How to Sleep With Your Professor’s Wife
I am writing to you today to address a topic of grave concern. While the university wants you to take advantage of everything we have to offer, it has come to our attention that many of you are taking advantage of your professors’ wives. (A separate memo will be issued to students who have been sleeping with their professors’ husbands.) Because this behavior has a major impact on our community, we would like to provide some basic guidelines:
1: Use a condom. Your professors spend much of their time around attractive young people, contract a variety of STD’s, and then go home to their wives. The professor’s wife is probably quite diseased by now and should not be handled without the appropriate precautions.

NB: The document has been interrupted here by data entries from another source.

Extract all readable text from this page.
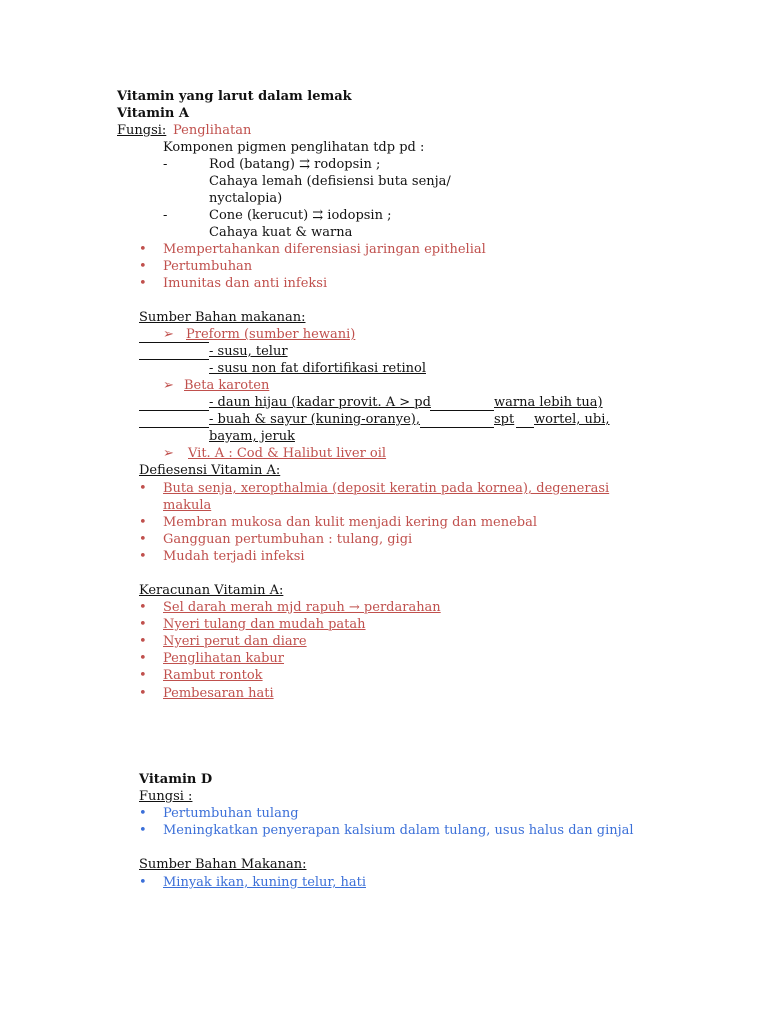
Vitamin yang larut dalam lemak
Vitamin A
Fungsi: Penglihatan
Komponen pigmen penglihatan tdp pd :
-	Rod (batang) ⇉ rodopsin ;
Cahaya lemah (defisiensi buta senja/
nyctalopia)
-	Cone (kerucut) ⇉ iodopsin ;
Cahaya kuat & warna
• Mempertahankan diferensiasi jaringan epithelial
• Pertumbuhan
• Imunitas dan anti infeksi
Sumber Bahan makanan:
➢ Preform (sumber hewani)
- susu, telur
- susu non fat difortifikasi retinol
➢ Beta karoten
- daun hijau (kadar provit. A > pd	warna lebih tua)
- buah & sayur (kuning-oranye),	spt wortel, ubi,
bayam, jeruk
➢ Vit. A : Cod & Halibut liver oil
Defiesensi Vitamin A:
• Buta senja, xeropthalmia (deposit keratin pada kornea), degenerasi
makula
• Membran mukosa dan kulit menjadi kering dan menebal
• Gangguan pertumbuhan : tulang, gigi
• Mudah terjadi infeksi
Keracunan Vitamin A:
• Sel darah merah mjd rapuh → perdarahan
• Nyeri tulang dan mudah patah
• Nyeri perut dan diare
• Penglihatan kabur
• Rambut rontok
• Pembesaran hati
Vitamin D
Fungsi :
• Pertumbuhan tulang
• Meningkatkan penyerapan kalsium dalam tulang, usus halus dan ginjal
Sumber Bahan Makanan:
• Minyak ikan, kuning telur, hati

2: Skip class. Your escapades will have a happier ending if the professor does not find out what you are doing. Therefore, we recommend skipping the professor’s class and visiting his wife at that time. Since you know he’ll be teaching, he can’t catch you in the act. While you might think that skipping class will be detrimental to your education, please remember that your education will be worthless if the professor kills you in a fit of rage.

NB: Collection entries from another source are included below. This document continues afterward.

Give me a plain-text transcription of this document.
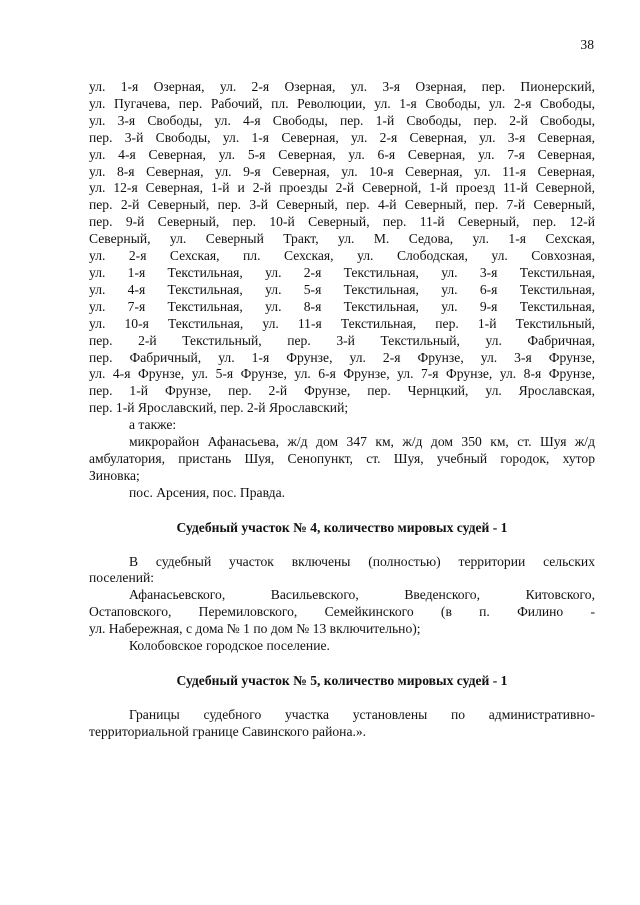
38

ул. 1-я Озерная, ул. 2-я Озерная, ул. 3-я Озерная, пер. Пионерский,

ул. Пугачева, пер. Рабочий, пл. Революции, ул. 1-я Свободы, ул. 2-я Свободы,

ул. 3-я Свободы, ул. 4-я Свободы, пер. 1-й Свободы, пер. 2-й Свободы,

пер. 3-й Свободы, ул. 1-я Северная, ул. 2-я Северная, ул. 3-я Северная,

ул. 4-я Северная, ул. 5-я Северная, ул. 6-я Северная, ул. 7-я Северная,

ул. 8-я Северная, ул. 9-я Северная, ул. 10-я Северная, ул. 11-я Северная,

ул. 12-я Северная, 1-й и 2-й проезды 2-й Северной, 1-й проезд 11-й Северной,

пер. 2-й Северный, пер. 3-й Северный, пер. 4-й Северный, пер. 7-й Северный,

пер. 9-й Северный, пер. 10-й Северный, пер. 11-й Северный, пер. 12-й

Северный, ул. Северный Тракт, ул. М. Седова, ул. 1-я Сехская,

ул. 2-я Сехская, пл. Сехская, ул. Слободская, ул. Совхозная,

ул. 1-я Текстильная, ул. 2-я Текстильная, ул. 3-я Текстильная,

ул. 4-я Текстильная, ул. 5-я Текстильная, ул. 6-я Текстильная,

ул. 7-я Текстильная, ул. 8-я Текстильная, ул. 9-я Текстильная,

ул. 10-я Текстильная, ул. 11-я Текстильная, пер. 1-й Текстильный,

пер. 2-й Текстильный, пер. 3-й Текстильный, ул. Фабричная,

пер. Фабричный, ул. 1-я Фрунзе, ул. 2-я Фрунзе, ул. 3-я Фрунзе,

ул. 4-я Фрунзе, ул. 5-я Фрунзе, ул. 6-я Фрунзе, ул. 7-я Фрунзе, ул. 8-я Фрунзе,

пер. 1-й Фрунзе, пер. 2-й Фрунзе, пер. Чернцкий, ул. Ярославская,

пер. 1-й Ярославский, пер. 2-й Ярославский;

а также:

микрорайон Афанасьева, ж/д дом 347 км, ж/д дом 350 км, ст. Шуя ж/д

амбулатория, пристань Шуя, Сенопункт, ст. Шуя, учебный городок, хутор

Зиновка;

пос. Арсения, пос. Правда.

Судебный участок № 4, количество мировых судей - 1

В судебный участок включены (полностью) территории сельских

поселений:

Афанасьевского, Васильевского, Введенского, Китовского,

Остаповского, Перемиловского, Семейкинского (в п. Филино -

ул. Набережная, с дома № 1 по дом № 13 включительно);

Колобовское городское поселение.

Судебный участок № 5, количество мировых судей - 1

Границы судебного участка установлены по административно-

территориальной границе Савинского района.».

3: Don’t post pictures online. We know you want to brag, but this is really inconsiderate. We expect you to adhere to the highest moral standards at all times; therefore, please make sure that your photos remain a private matter between you, the professor’s wife, and your fraternity brothers.
4: Say “thank you.” Always remember that the professor’s wife is providing you with a valuable educational experience, so be polite when it’s through. It never hurts to send her flowers or candy, but don’t pay her cash. She’s not a prostitute.
If you follow these simple recommendations, you will get the most out of your college experience without making things difficult for yourself or others. Have a nice day!